82 Napier Public Health Action Group Inc v Minister of Conservation, above n 81, at [71].
[46] The Public Works Act’s relevant purpose is to assess full compensation for compulsorily acquired land in accordance with the value of the land comprehended in the counterfactual of hypothetical parties’ compromise price for its sale and purchase. That compromise necessarily will take into account both limitations to and prospects for achieving the land’s potential.
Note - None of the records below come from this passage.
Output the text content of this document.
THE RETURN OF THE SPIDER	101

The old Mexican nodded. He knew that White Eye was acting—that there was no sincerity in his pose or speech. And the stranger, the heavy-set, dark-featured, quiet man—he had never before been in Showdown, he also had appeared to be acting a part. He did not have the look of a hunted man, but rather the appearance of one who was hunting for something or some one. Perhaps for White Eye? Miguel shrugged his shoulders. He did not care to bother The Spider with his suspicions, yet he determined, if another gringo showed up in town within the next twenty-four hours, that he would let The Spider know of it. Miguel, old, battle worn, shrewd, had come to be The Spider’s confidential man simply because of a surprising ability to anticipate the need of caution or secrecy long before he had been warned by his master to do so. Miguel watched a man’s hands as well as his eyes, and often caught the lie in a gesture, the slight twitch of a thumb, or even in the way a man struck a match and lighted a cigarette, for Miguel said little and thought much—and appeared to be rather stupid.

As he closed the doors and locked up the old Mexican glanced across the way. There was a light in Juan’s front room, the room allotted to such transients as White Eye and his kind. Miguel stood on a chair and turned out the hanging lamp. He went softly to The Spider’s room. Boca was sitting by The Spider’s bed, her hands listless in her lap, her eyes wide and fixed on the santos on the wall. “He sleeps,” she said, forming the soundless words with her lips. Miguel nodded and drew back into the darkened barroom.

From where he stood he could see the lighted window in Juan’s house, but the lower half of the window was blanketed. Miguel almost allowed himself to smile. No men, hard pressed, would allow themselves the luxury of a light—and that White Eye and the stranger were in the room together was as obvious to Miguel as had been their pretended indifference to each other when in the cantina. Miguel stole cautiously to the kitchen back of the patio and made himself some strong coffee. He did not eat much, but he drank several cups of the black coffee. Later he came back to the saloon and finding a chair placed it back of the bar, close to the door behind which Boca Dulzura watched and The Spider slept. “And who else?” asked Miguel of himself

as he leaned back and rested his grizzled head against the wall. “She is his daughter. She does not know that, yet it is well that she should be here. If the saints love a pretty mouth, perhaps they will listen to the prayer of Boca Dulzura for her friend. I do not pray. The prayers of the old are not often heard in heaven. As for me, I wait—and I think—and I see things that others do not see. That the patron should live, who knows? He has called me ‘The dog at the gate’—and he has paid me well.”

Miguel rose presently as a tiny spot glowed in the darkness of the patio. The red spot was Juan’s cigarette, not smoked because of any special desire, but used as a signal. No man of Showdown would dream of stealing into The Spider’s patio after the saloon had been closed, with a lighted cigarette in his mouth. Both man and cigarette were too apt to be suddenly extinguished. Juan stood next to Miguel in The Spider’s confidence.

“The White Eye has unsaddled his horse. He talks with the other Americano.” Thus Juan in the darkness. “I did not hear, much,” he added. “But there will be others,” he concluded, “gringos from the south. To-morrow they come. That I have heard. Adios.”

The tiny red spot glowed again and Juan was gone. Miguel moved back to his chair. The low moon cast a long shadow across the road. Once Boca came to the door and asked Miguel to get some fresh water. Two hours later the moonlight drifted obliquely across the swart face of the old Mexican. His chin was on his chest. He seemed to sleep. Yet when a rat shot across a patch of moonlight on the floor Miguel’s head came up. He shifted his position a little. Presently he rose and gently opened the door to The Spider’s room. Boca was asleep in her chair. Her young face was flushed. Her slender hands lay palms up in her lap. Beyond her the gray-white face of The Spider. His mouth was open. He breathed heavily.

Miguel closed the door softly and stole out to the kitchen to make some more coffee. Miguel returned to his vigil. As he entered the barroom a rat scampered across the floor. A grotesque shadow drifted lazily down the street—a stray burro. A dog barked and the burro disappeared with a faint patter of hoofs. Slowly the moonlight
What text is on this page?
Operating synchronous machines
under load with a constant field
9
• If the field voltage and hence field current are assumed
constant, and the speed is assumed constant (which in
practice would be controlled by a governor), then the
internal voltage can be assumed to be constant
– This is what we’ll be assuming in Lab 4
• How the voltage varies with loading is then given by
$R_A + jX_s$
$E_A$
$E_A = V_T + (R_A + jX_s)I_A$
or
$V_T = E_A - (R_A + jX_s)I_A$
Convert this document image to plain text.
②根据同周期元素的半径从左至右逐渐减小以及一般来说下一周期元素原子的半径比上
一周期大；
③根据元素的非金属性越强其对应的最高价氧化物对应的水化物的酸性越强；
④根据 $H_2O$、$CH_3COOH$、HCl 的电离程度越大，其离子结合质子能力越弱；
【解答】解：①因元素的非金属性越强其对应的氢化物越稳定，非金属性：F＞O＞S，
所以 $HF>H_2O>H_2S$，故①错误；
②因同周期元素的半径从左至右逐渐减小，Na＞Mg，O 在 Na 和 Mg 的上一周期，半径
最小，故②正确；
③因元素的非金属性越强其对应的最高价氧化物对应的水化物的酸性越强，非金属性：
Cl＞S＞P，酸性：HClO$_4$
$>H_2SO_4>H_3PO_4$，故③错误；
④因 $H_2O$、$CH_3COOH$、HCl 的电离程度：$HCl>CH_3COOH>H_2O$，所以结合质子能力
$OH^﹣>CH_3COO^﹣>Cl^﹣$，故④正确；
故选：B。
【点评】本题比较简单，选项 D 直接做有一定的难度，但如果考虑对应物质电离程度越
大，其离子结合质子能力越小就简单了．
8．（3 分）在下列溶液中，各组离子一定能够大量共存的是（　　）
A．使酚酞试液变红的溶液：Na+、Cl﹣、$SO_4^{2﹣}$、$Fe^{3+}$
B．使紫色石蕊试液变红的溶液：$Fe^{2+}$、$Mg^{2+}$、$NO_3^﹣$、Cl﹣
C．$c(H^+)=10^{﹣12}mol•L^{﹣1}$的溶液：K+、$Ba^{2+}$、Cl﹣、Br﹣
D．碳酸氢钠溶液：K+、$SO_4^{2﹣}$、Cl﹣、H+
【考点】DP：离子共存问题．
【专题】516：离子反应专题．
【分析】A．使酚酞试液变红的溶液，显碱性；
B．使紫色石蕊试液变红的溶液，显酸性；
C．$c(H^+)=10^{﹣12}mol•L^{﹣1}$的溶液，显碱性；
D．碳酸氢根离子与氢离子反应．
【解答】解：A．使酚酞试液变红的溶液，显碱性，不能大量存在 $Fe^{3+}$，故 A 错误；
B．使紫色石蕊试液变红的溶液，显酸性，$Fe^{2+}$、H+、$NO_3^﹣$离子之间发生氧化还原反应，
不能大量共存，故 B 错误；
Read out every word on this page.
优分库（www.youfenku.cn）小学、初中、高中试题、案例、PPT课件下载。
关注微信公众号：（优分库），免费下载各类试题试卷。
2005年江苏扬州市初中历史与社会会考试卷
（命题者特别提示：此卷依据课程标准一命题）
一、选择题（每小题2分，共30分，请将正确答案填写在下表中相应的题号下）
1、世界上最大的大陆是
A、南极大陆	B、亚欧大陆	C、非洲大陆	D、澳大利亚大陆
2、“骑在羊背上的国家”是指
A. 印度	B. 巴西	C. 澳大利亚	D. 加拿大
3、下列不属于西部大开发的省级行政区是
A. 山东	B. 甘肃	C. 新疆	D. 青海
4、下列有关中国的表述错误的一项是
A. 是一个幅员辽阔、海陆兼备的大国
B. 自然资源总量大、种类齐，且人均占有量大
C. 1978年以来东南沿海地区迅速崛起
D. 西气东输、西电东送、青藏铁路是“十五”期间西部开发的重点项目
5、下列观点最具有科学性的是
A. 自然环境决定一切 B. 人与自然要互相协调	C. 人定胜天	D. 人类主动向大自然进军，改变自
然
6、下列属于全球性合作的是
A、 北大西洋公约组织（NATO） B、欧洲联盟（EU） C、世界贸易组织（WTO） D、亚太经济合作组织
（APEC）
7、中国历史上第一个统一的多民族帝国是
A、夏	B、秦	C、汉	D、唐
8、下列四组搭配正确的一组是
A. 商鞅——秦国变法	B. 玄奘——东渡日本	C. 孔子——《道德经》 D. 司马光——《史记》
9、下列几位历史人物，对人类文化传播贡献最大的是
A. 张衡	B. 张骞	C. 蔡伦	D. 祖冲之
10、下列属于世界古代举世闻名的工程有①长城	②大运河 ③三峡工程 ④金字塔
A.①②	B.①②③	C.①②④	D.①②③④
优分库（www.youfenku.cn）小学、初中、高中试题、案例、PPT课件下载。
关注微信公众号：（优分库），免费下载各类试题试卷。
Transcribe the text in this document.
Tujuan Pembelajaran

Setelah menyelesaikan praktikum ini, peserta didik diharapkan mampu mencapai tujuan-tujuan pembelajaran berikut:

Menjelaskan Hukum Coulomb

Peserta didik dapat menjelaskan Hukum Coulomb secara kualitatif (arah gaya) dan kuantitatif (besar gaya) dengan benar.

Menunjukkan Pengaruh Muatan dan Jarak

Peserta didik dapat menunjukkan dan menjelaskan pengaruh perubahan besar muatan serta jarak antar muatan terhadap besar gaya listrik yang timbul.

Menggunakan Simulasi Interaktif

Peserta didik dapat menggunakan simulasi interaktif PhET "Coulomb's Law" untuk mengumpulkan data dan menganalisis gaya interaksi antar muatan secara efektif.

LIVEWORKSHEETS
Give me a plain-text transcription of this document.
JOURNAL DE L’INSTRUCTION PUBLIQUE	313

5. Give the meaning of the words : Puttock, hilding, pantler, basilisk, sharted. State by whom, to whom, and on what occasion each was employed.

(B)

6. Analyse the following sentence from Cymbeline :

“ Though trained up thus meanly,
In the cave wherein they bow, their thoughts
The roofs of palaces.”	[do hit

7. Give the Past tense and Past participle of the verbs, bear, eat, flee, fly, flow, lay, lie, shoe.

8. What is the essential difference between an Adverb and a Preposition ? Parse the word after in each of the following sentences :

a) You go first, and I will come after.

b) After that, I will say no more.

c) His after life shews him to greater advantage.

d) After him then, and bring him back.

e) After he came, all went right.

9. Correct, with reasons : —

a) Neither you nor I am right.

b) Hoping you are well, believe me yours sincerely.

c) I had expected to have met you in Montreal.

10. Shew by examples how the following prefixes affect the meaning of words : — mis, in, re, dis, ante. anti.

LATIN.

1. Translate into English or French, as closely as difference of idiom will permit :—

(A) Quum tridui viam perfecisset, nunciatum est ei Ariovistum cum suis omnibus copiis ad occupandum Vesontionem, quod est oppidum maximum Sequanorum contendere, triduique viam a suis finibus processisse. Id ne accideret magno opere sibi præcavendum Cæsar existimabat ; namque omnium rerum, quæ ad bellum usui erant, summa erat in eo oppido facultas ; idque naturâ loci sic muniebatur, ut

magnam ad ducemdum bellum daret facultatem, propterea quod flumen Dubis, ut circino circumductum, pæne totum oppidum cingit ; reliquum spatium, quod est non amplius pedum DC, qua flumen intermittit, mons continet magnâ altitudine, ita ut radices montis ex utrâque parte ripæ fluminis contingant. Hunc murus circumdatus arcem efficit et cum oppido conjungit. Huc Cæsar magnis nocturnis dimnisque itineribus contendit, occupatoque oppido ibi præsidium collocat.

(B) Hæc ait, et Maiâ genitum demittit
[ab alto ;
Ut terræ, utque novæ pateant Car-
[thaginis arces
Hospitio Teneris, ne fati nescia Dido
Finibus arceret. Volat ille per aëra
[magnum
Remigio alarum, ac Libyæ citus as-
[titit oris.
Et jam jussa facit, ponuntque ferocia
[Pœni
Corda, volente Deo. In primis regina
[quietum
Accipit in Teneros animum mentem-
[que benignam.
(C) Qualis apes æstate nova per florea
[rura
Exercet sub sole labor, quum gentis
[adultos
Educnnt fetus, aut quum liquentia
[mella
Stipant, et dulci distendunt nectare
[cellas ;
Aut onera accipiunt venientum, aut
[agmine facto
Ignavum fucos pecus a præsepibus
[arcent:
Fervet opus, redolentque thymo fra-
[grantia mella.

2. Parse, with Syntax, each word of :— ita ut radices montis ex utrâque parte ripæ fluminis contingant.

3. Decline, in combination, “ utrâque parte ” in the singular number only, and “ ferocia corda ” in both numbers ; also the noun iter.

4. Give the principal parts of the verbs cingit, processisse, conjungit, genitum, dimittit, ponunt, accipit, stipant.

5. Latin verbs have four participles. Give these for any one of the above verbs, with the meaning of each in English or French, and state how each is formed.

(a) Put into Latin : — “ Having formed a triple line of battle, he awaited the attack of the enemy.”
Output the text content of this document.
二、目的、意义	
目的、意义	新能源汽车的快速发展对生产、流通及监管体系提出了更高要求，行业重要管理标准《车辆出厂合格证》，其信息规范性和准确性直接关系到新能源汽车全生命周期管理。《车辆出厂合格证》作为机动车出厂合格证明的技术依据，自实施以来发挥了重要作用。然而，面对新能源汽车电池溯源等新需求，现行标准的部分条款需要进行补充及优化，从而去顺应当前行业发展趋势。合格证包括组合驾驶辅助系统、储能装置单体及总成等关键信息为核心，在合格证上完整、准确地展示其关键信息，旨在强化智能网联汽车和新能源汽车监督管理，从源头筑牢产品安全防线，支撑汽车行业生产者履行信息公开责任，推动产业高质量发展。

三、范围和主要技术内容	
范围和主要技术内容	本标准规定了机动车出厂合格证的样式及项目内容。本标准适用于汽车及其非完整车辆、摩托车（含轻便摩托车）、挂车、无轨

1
[47] I will make a declaration accordingly. In terms of the Declaratory Judgments Act, as binding on the parties only, I will limit my declaration to that which the parties here wish to do. I hesitate to declare more widely as sought, given the potential relevance of the terms of any more specific trust on which reserve land may be vested.
Result
[48] I declare — when valuing the parts of Constellation and Rook Reserves subject to the Reserves Act acquired under the Public Works Act — for the purpose of the latter Act’s s 62(1)(b), the land is to be valued:
(a)with all restrictions associated with it being a reserve, including those under the Reserves Act and any local planning documents; and
(b)taking into account the chance (if any) those restrictions may be removed and the land is able to be used for its highest and best use.
Costs
[49] If costs are in issue, they are reserved for determination on short memoranda each of no more than five pages — annexing a single-page table setting out any contended allowable steps, time allocation and daily recovery rate — to be filed and served by the Crown within 10 working days of the date of this judgment, with any response or reply to be filed within five working day intervals after service.